Portland, Maine, Nov 30, 2021 / 14:01 pm (CNA).

In view of the tombstones and damp terrain of the large and rolling Old Cemetery at Calvary, a small crowd stood reverently as Bishop Robert Deeley prayed over the unclaimed and cremated remains of ten people.

“May God grant them a merciful judgement, deliverance from death, and pardon of sin,” said Bishop Deeley. “May they rejoice forever in the presence of the eternal King and in the company of all the saints.”

Bishop Deeley then sprinkled holy water on the remains, which sat next to the All Souls burial plot, part of a special outdoor prayer service on Monday, November 22.

The rite of final commendation and committal of cremated remains is an act of mercy that serves as a reminder of the sacredness of the human person.

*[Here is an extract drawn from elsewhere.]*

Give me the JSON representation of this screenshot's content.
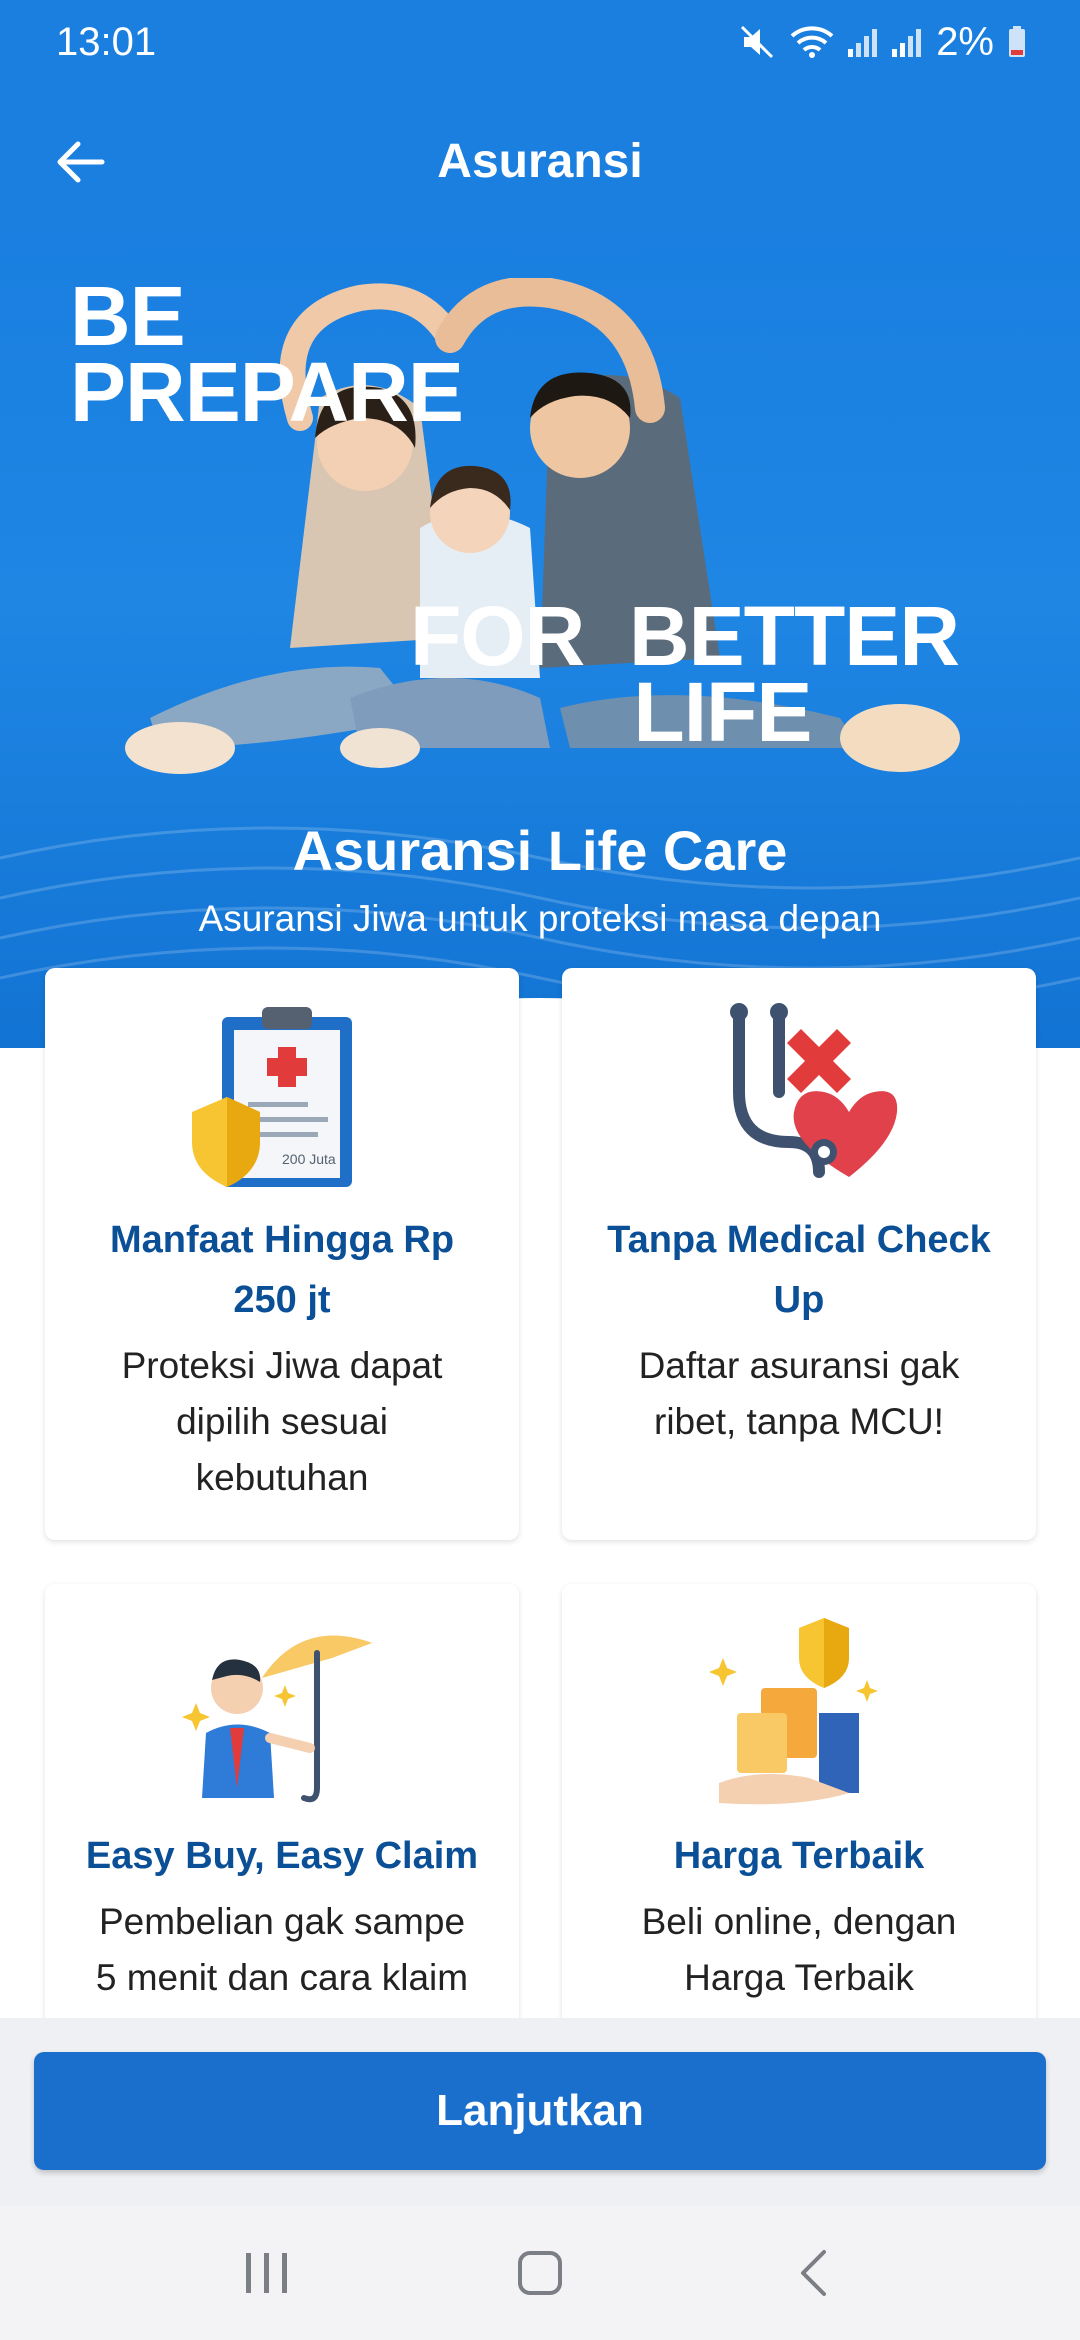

In committing the body to its resting place, the community expresses the hope that, with all those who have gone before marked with the sign of faith, the deceased awaits the glory of the Resurrection. The rite of committal is an expression of the communion that exists between the Church on earth and the Church in heaven.

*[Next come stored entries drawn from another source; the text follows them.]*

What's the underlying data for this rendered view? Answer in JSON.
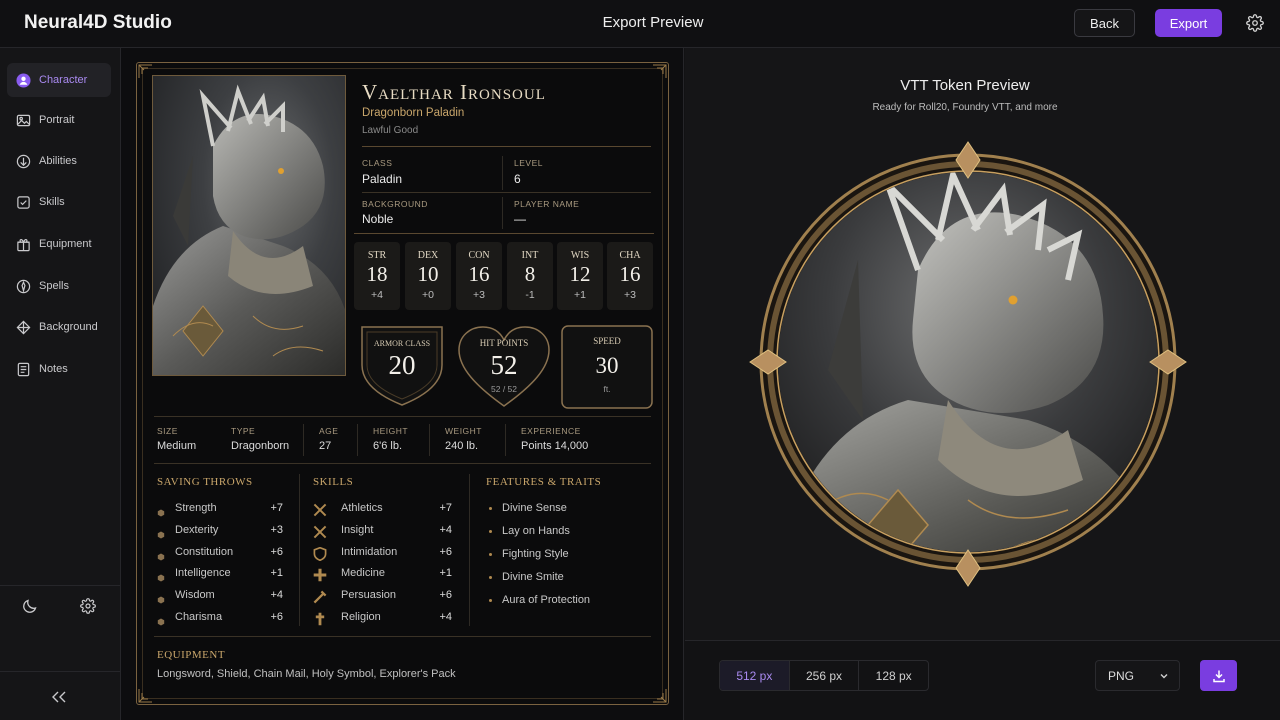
{
  "app": {
    "brand": "Neural4D Studio",
    "title": "Export Preview",
    "back_label": "Back",
    "export_label": "Export",
    "accent": "#7a3de0"
  },
  "sidebar": {
    "items": [
      {
        "label": "Character",
        "icon": "character-icon",
        "active": true
      },
      {
        "label": "Portrait",
        "icon": "portrait-icon"
      },
      {
        "label": "Abilities",
        "icon": "abilities-icon"
      },
      {
        "label": "Skills",
        "icon": "skills-icon"
      },
      {
        "label": "Equipment",
        "icon": "equipment-icon"
      },
      {
        "label": "Spells",
        "icon": "spells-icon"
      },
      {
        "label": "Background",
        "icon": "background-icon"
      },
      {
        "label": "Notes",
        "icon": "notes-icon"
      }
    ]
  },
  "character": {
    "name": "Vaelthar Ironsoul",
    "race_class": "Dragonborn Paladin",
    "alignment": "Lawful Good",
    "class_label": "CLASS",
    "class_value": "Paladin",
    "level_label": "LEVEL",
    "level_value": "6",
    "background_label": "BACKGROUND",
    "background_value": "Noble",
    "player_label": "PLAYER NAME",
    "player_value": "—",
    "abilities": [
      {
        "abbr": "STR",
        "score": "18",
        "mod": "+4"
      },
      {
        "abbr": "DEX",
        "score": "10",
        "mod": "+0"
      },
      {
        "abbr": "CON",
        "score": "16",
        "mod": "+3"
      },
      {
        "abbr": "INT",
        "score": "8",
        "mod": "-1"
      },
      {
        "abbr": "WIS",
        "score": "12",
        "mod": "+1"
      },
      {
        "abbr": "CHA",
        "score": "16",
        "mod": "+3"
      }
    ],
    "armor_class": {
      "label": "ARMOR CLASS",
      "value": "20"
    },
    "hit_points": {
      "label": "HIT POINTS",
      "value": "52",
      "sub": "52 / 52"
    },
    "speed": {
      "label": "SPEED",
      "value": "30",
      "unit": "ft."
    },
    "physical": [
      {
        "label": "SIZE",
        "value": "Medium"
      },
      {
        "label": "TYPE",
        "value": "Dragonborn"
      },
      {
        "label": "AGE",
        "value": "27"
      },
      {
        "label": "HEIGHT",
        "value": "6'6 lb."
      },
      {
        "label": "WEIGHT",
        "value": "240 lb."
      },
      {
        "label": "EXPERIENCE",
        "value": "Points 14,000"
      }
    ],
    "saving_throws_title": "SAVING THROWS",
    "saving_throws": [
      {
        "name": "Strength",
        "value": "+7"
      },
      {
        "name": "Dexterity",
        "value": "+3"
      },
      {
        "name": "Constitution",
        "value": "+6"
      },
      {
        "name": "Intelligence",
        "value": "+1"
      },
      {
        "name": "Wisdom",
        "value": "+4"
      },
      {
        "name": "Charisma",
        "value": "+6"
      }
    ],
    "skills_title": "SKILLS",
    "skills": [
      {
        "name": "Athletics",
        "value": "+7"
      },
      {
        "name": "Insight",
        "value": "+4"
      },
      {
        "name": "Intimidation",
        "value": "+6"
      },
      {
        "name": "Medicine",
        "value": "+1"
      },
      {
        "name": "Persuasion",
        "value": "+6"
      },
      {
        "name": "Religion",
        "value": "+4"
      }
    ],
    "features_title": "FEATURES & TRAITS",
    "features": [
      "Divine Sense",
      "Lay on Hands",
      "Fighting Style",
      "Divine Smite",
      "Aura of Protection"
    ],
    "equipment_title": "EQUIPMENT",
    "equipment": "Longsword, Shield, Chain Mail, Holy Symbol, Explorer's Pack"
  },
  "preview": {
    "title": "VTT Token Preview",
    "subtitle": "Ready for Roll20, Foundry VTT, and more",
    "sizes": [
      "512 px",
      "256 px",
      "128 px"
    ],
    "selected_size": "512 px",
    "format": "PNG"
  }
}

“We commend to Almighty God our brothers and sisters, and we commit their earthly remains to their resting place, earth to earth, ashes to ashes, dust to dust,” the bishop prayed during the Prayer of Committal. “The Lord bless them and keep them.”

The remains on Monday came from area funeral homes.

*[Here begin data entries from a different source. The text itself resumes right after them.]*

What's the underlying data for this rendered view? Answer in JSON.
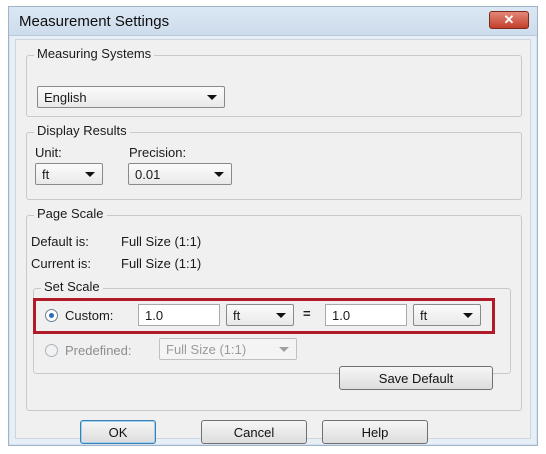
{
  "dialog": {
    "title": "Measurement Settings",
    "close_label": "✕"
  },
  "measuring_systems": {
    "legend": "Measuring Systems",
    "selected": "English"
  },
  "display_results": {
    "legend": "Display Results",
    "unit_label": "Unit:",
    "unit_value": "ft",
    "precision_label": "Precision:",
    "precision_value": "0.01"
  },
  "page_scale": {
    "legend": "Page Scale",
    "default_label": "Default is:",
    "default_value": "Full Size (1:1)",
    "current_label": "Current is:",
    "current_value": "Full Size (1:1)",
    "set_scale": {
      "legend": "Set Scale",
      "custom_label": "Custom:",
      "custom_selected": true,
      "left_value": "1.0",
      "left_unit": "ft",
      "equals": "=",
      "right_value": "1.0",
      "right_unit": "ft",
      "predefined_label": "Predefined:",
      "predefined_value": "Full Size (1:1)",
      "predefined_enabled": false
    },
    "save_default_label": "Save Default"
  },
  "buttons": {
    "ok": "OK",
    "cancel": "Cancel",
    "help": "Help"
  },
  "colors": {
    "highlight": "#b01b27",
    "close_button": "#c3402a"
  }
}
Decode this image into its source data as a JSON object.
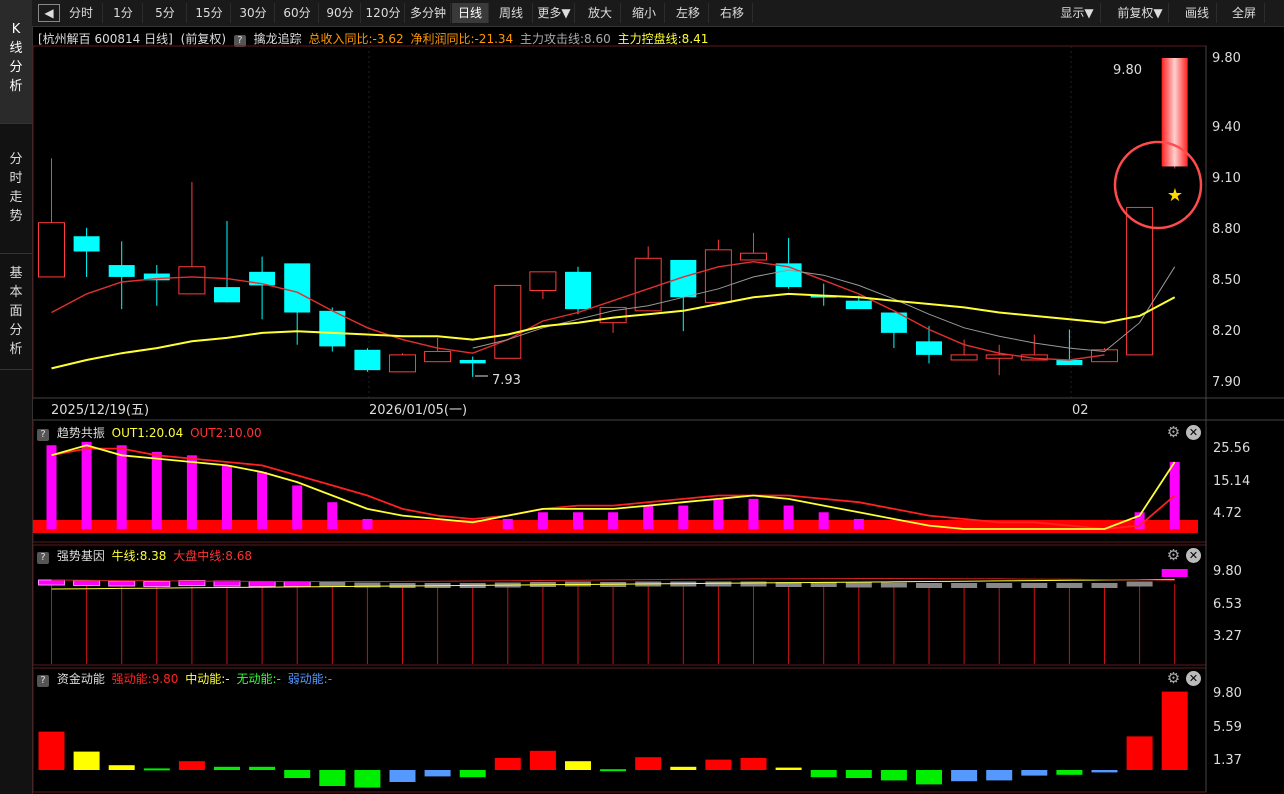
{
  "toolbar": {
    "back_icon": "back-arrow-icon",
    "periods": [
      "分时",
      "1分",
      "5分",
      "15分",
      "30分",
      "60分",
      "90分",
      "120分",
      "多分钟",
      "日线",
      "周线",
      "更多▼"
    ],
    "active_period": "日线",
    "actions": [
      "放大",
      "缩小",
      "左移",
      "右移"
    ],
    "right": [
      "显示▼",
      "前复权▼",
      "画线",
      "全屏"
    ]
  },
  "sidebar": {
    "items": [
      {
        "label": "K线分析",
        "active": true
      },
      {
        "label": "分时走势",
        "active": false
      },
      {
        "label": "基本面分析",
        "active": false
      }
    ]
  },
  "kline_header": {
    "stock": "[杭州解百 600814 日线]",
    "adjust": "(前复权)",
    "indicator": "擒龙追踪",
    "revenue": "总收入同比:-3.62",
    "profit": "净利润同比:-21.34",
    "attack": "主力攻击线:8.60",
    "control": "主力控盘线:8.41"
  },
  "kline_axis": {
    "ticks": [
      "9.80",
      "9.40",
      "9.10",
      "8.80",
      "8.50",
      "8.20",
      "7.90"
    ],
    "date_labels": [
      "2025/12/19(五)",
      "2026/01/05(一)",
      "02"
    ],
    "high_label": "9.80",
    "low_label": "7.93"
  },
  "trend_panel": {
    "title": "趋势共振",
    "out1": "OUT1:20.04",
    "out2": "OUT2:10.00",
    "ticks": [
      "25.56",
      "15.14",
      "4.72"
    ]
  },
  "gene_panel": {
    "title": "强势基因",
    "niu": "牛线:8.38",
    "dapan": "大盘中线:8.68",
    "ticks": [
      "9.80",
      "6.53",
      "3.27"
    ]
  },
  "fund_panel": {
    "title": "资金动能",
    "strong": "强动能:9.80",
    "mid": "中动能:-",
    "none": "无动能:-",
    "weak": "弱动能:-",
    "ticks": [
      "9.80",
      "5.59",
      "1.37"
    ]
  },
  "colors": {
    "up": "#ff3b3b",
    "down": "#00ffff",
    "ma_yellow": "#ffff33",
    "ma_gray": "#999999",
    "magenta": "#ff00ff",
    "fund_red": "#ff0000",
    "fund_yellow": "#ffff00",
    "fund_green": "#00ee00",
    "fund_blue": "#5599ff"
  },
  "chart_data": [
    {
      "type": "candlestick",
      "title": "杭州解百 600814 日线",
      "ylim": [
        7.85,
        9.85
      ],
      "candles": [
        {
          "o": 8.52,
          "h": 9.22,
          "l": 8.52,
          "c": 8.84
        },
        {
          "o": 8.76,
          "h": 8.81,
          "l": 8.52,
          "c": 8.67
        },
        {
          "o": 8.59,
          "h": 8.73,
          "l": 8.33,
          "c": 8.52
        },
        {
          "o": 8.54,
          "h": 8.59,
          "l": 8.35,
          "c": 8.5
        },
        {
          "o": 8.42,
          "h": 9.08,
          "l": 8.42,
          "c": 8.58
        },
        {
          "o": 8.46,
          "h": 8.85,
          "l": 8.37,
          "c": 8.37
        },
        {
          "o": 8.55,
          "h": 8.64,
          "l": 8.27,
          "c": 8.47
        },
        {
          "o": 8.6,
          "h": 8.6,
          "l": 8.12,
          "c": 8.31
        },
        {
          "o": 8.32,
          "h": 8.34,
          "l": 8.08,
          "c": 8.11
        },
        {
          "o": 8.09,
          "h": 8.1,
          "l": 7.96,
          "c": 7.97
        },
        {
          "o": 7.96,
          "h": 8.07,
          "l": 7.96,
          "c": 8.06
        },
        {
          "o": 8.02,
          "h": 8.16,
          "l": 8.02,
          "c": 8.08
        },
        {
          "o": 8.03,
          "h": 8.05,
          "l": 7.93,
          "c": 8.01
        },
        {
          "o": 8.04,
          "h": 8.47,
          "l": 8.04,
          "c": 8.47
        },
        {
          "o": 8.44,
          "h": 8.55,
          "l": 8.39,
          "c": 8.55
        },
        {
          "o": 8.55,
          "h": 8.58,
          "l": 8.3,
          "c": 8.33
        },
        {
          "o": 8.25,
          "h": 8.34,
          "l": 8.19,
          "c": 8.34
        },
        {
          "o": 8.32,
          "h": 8.7,
          "l": 8.32,
          "c": 8.63
        },
        {
          "o": 8.62,
          "h": 8.62,
          "l": 8.2,
          "c": 8.4
        },
        {
          "o": 8.37,
          "h": 8.74,
          "l": 8.37,
          "c": 8.68
        },
        {
          "o": 8.62,
          "h": 8.78,
          "l": 8.62,
          "c": 8.66
        },
        {
          "o": 8.6,
          "h": 8.75,
          "l": 8.45,
          "c": 8.46
        },
        {
          "o": 8.41,
          "h": 8.48,
          "l": 8.35,
          "c": 8.4
        },
        {
          "o": 8.38,
          "h": 8.41,
          "l": 8.33,
          "c": 8.33
        },
        {
          "o": 8.31,
          "h": 8.31,
          "l": 8.1,
          "c": 8.19
        },
        {
          "o": 8.14,
          "h": 8.23,
          "l": 8.01,
          "c": 8.06
        },
        {
          "o": 8.03,
          "h": 8.15,
          "l": 8.03,
          "c": 8.06
        },
        {
          "o": 8.04,
          "h": 8.12,
          "l": 7.94,
          "c": 8.06
        },
        {
          "o": 8.03,
          "h": 8.18,
          "l": 8.03,
          "c": 8.06
        },
        {
          "o": 8.03,
          "h": 8.21,
          "l": 8.01,
          "c": 8.0
        },
        {
          "o": 8.02,
          "h": 8.1,
          "l": 8.02,
          "c": 8.09
        },
        {
          "o": 8.06,
          "h": 8.93,
          "l": 8.06,
          "c": 8.93
        },
        {
          "o": 9.16,
          "h": 9.8,
          "l": 9.16,
          "c": 9.8
        }
      ],
      "ma_yellow": [
        7.98,
        8.03,
        8.07,
        8.1,
        8.14,
        8.16,
        8.19,
        8.2,
        8.19,
        8.18,
        8.17,
        8.17,
        8.15,
        8.18,
        8.23,
        8.25,
        8.28,
        8.3,
        8.32,
        8.36,
        8.4,
        8.42,
        8.41,
        8.4,
        8.38,
        8.36,
        8.34,
        8.31,
        8.29,
        8.27,
        8.25,
        8.29,
        8.4
      ],
      "ma_gray": [
        null,
        null,
        null,
        null,
        null,
        null,
        null,
        null,
        null,
        null,
        null,
        null,
        8.1,
        8.15,
        8.22,
        8.27,
        8.32,
        8.35,
        8.4,
        8.45,
        8.52,
        8.56,
        8.53,
        8.47,
        8.39,
        8.3,
        8.22,
        8.17,
        8.13,
        8.1,
        8.08,
        8.25,
        8.58
      ],
      "ma_red": [
        8.31,
        8.42,
        8.49,
        8.51,
        8.52,
        8.51,
        8.48,
        8.43,
        8.32,
        8.22,
        8.15,
        8.1,
        8.07,
        8.15,
        8.26,
        8.31,
        8.38,
        8.45,
        8.52,
        8.58,
        8.61,
        8.58,
        8.5,
        8.42,
        8.32,
        8.21,
        8.12,
        8.07,
        8.04,
        8.03,
        8.06,
        null,
        null
      ]
    },
    {
      "type": "bar",
      "title": "趋势共振",
      "ylim": [
        0,
        30
      ],
      "values": [
        25,
        26,
        25,
        23,
        22,
        19,
        17,
        13,
        8,
        3,
        0,
        0,
        0,
        3,
        5,
        5,
        5,
        7,
        7,
        9,
        9,
        7,
        5,
        3,
        0,
        0,
        0,
        0,
        0,
        0,
        0,
        5,
        20
      ],
      "out1": [
        22,
        25,
        22,
        21,
        20,
        19,
        17,
        14,
        10,
        6,
        4,
        3,
        2,
        4,
        6,
        6,
        6,
        7,
        8,
        9,
        10,
        9,
        7,
        5,
        3,
        1,
        0,
        0,
        0,
        0,
        0,
        4,
        20
      ],
      "out2": [
        22,
        24,
        24,
        22,
        21,
        20,
        19,
        16,
        13,
        10,
        6,
        4,
        3,
        4,
        6,
        7,
        7,
        8,
        9,
        10,
        10,
        10,
        9,
        8,
        6,
        4,
        3,
        2,
        2,
        1,
        0,
        1,
        10
      ]
    },
    {
      "type": "bar",
      "title": "强势基因",
      "ylim": [
        0,
        10.5
      ],
      "values": [
        9.6,
        9.5,
        9.4,
        9.3,
        9.5,
        9.4,
        9.3,
        9.3,
        9.2,
        9.1,
        9.0,
        9.0,
        9.0,
        9.1,
        9.2,
        9.3,
        9.2,
        9.3,
        9.3,
        9.3,
        9.3,
        9.2,
        9.2,
        9.1,
        9.1,
        9.0,
        9.0,
        9.0,
        9.0,
        9.0,
        9.0,
        9.3,
        9.8
      ]
    },
    {
      "type": "bar",
      "title": "资金动能",
      "ylim": [
        -2,
        10
      ],
      "values": [
        4.8,
        2.3,
        0.6,
        0.2,
        1.1,
        0.4,
        0.4,
        -1.0,
        -2.0,
        -2.2,
        -1.5,
        -0.8,
        -0.9,
        1.5,
        2.4,
        1.1,
        0.1,
        1.6,
        0.4,
        1.3,
        1.5,
        0.3,
        -0.9,
        -1.0,
        -1.3,
        -1.8,
        -1.4,
        -1.3,
        -0.7,
        -0.6,
        -0.3,
        4.2,
        9.8
      ],
      "colors": [
        "r",
        "y",
        "y",
        "g",
        "r",
        "g",
        "g",
        "g",
        "g",
        "g",
        "b",
        "b",
        "g",
        "r",
        "r",
        "y",
        "g",
        "r",
        "y",
        "r",
        "r",
        "y",
        "g",
        "g",
        "g",
        "g",
        "b",
        "b",
        "b",
        "g",
        "b",
        "r",
        "r"
      ]
    }
  ]
}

“The diocese offers at no charge, to all funeral homes and to anyone who is considering scattering, the dignified committal of cremated remains at Calvary,” said Jessica Letendre, director of cemeteries for the Diocese of Portland.

“There are different reasons for remains to be unclaimed, including no family or the cost,” said Kenneth Greenleaf of Maine Catholic Cemeteries. “Bishop Deeley being at this service sends a powerful message that we have a bishop who is a leader that takes care of the poor and those in need.”

Respecting and taking care of families and the faithful departed is a central mission of Maine Catholic Cemeteries, one it proudly and humbly completes each day.

“We’re serving these families today. There are ten families here that don’t have anybody,” said Greenleaf. “We’re here serving them to make sure they are not forgotten.”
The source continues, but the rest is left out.